Fishlow shows, for example, that most locomotives in the antebellum period burned wood, which meant that railroads used a surprisingly little coal. As for iron, Fishlow demonstrates that railroads accounted for only 20 percent of net consumption in the s. Twenty percent was certainly significant, as Fishlow notes, but hardly revolutionary.
Nor did railroads single handily create the machinery industry. Steamboats, in fact, demanded far more in the way of large, sophisticated engines. Railroads led to the creation of new farms and the growth of towns and cities that could market and process the growing surplus of grains, hogs, and cattle.
Fishlow persuasively argued that these railroads were not built ahead of demand. Midwestern railroads, in fact, ran through densely populated areas, which intensified development in locales best suited for commercial agriculture. Almost from the very beginning, these railroads made substantial profits, which one would not expect from developmental enterprises built ahead of demand.
Private capital markets with occasional help from local governments financed most Midwestern railroads, thus confirming that investors expected these companies to make money sooner rather than later. Since antebellum railroads generally made money, investment from the national or state governments was not important.
The influence of American Railroads, not surprisingly, subtly waned. Fogel, of course, never shied away from debate and controversy. Fogel formally modeled his conception of social savings.This essay tells the story of that transformation and its effect on the practice of economic history.
In recent years there has been a resurgence of interest in the field among historians, and the essay ends with a discussion of the potential that Economic history had its formal beginnings in the United States in the late nineteenth. Cliometrics and Railroads and American Economic Growth.
Fogel's first major study involving cliometrics was Railroads and American Economic Growth: Essays in Econometric History (). This tract sought to quantify the railroads' contribution to U.S. economic growth in the 19th century.
Robert E. Riegel; Railroads and American Economic Growth: Essays in Econometric History. By Robert William Fogel. (Baltimore: Johns Hopkins Press, xv + pp.
Tables, charts, figures, notes, appendices, selected bibliography, and index. $). Robert W. Fogel, Railroads and American Economic Growth: Essays in Econometric srmvision.comore: Johns Hopkins Press, xv + pp.
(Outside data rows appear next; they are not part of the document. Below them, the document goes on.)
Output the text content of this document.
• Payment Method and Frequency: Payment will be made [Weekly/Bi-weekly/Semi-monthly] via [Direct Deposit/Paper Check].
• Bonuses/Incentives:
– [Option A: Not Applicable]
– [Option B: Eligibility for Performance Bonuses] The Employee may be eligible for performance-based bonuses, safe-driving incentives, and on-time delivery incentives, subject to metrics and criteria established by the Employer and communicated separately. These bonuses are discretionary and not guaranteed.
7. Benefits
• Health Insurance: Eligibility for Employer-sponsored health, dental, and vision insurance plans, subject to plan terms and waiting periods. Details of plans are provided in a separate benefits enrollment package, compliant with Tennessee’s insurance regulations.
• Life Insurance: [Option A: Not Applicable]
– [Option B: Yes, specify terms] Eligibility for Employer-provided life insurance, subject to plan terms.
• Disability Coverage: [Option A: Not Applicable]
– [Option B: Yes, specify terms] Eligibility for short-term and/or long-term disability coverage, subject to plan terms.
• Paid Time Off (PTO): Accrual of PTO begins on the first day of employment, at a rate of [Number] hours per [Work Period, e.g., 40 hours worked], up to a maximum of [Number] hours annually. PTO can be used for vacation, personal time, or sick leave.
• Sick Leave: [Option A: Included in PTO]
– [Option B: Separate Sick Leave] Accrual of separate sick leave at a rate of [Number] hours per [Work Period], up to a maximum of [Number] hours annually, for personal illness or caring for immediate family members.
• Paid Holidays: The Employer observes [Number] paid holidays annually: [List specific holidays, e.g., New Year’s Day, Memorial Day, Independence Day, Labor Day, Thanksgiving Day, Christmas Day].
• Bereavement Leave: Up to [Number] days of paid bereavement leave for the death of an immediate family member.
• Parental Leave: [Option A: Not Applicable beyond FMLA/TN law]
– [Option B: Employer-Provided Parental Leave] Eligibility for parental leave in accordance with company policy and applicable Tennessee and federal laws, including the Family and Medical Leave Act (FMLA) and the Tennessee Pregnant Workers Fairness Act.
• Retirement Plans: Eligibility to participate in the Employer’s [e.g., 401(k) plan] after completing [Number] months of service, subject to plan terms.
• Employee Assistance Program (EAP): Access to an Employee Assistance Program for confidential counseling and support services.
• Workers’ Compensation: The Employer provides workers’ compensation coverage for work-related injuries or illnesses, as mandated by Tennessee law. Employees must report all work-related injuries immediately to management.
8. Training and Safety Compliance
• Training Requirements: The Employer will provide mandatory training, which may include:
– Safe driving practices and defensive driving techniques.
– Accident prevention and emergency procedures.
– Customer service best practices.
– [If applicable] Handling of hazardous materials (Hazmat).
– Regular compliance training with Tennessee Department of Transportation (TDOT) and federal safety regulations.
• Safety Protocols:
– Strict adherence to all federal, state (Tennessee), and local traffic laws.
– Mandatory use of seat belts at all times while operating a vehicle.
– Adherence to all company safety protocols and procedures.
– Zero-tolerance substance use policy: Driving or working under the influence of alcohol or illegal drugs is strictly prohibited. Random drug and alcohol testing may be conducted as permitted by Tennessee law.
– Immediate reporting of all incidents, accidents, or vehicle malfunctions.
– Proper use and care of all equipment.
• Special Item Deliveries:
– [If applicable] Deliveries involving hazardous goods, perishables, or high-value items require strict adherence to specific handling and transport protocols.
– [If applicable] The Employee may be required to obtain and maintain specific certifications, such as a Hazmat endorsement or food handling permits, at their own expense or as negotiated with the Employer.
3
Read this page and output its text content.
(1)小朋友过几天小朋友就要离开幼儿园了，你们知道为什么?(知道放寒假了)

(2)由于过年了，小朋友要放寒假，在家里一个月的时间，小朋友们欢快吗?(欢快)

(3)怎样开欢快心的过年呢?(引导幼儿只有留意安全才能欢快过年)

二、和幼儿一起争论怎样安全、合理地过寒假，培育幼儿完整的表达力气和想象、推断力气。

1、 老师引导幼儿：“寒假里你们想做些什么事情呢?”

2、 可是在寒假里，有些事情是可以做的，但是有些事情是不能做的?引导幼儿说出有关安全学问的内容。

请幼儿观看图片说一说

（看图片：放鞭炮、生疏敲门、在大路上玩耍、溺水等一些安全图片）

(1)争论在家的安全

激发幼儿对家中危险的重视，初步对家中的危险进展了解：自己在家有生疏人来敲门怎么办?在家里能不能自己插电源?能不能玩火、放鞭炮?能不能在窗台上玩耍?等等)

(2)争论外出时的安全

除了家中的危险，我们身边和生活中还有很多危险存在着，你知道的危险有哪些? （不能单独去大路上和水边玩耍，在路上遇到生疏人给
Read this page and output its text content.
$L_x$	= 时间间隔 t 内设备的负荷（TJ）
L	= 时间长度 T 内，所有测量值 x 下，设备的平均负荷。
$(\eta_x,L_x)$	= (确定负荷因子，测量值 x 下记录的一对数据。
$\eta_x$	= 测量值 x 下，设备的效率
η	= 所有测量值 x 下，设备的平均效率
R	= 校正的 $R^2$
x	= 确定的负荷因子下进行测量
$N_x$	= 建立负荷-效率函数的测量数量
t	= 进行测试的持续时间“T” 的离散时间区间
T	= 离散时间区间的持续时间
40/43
Review Essay by Lance Davis, Division of Humanities and Social Sciences, California Institute of Technology.
Robert W. Fogel, Railroads and American Economic Growth: Essays in Econometric srmvision.comore: Johns Hopkins Press, xv + pp. Review Essay by Lance Davis, Division of Humanities and Social Sciences, California Institute of Technology.
NBER Working Paper No. Issued in July NBER Program(s):Development of the American Economy, Development Economics, Economic Fluctuations and Growth, International Trade and Investment. This paper examines the historical impact of railroads on the American economy.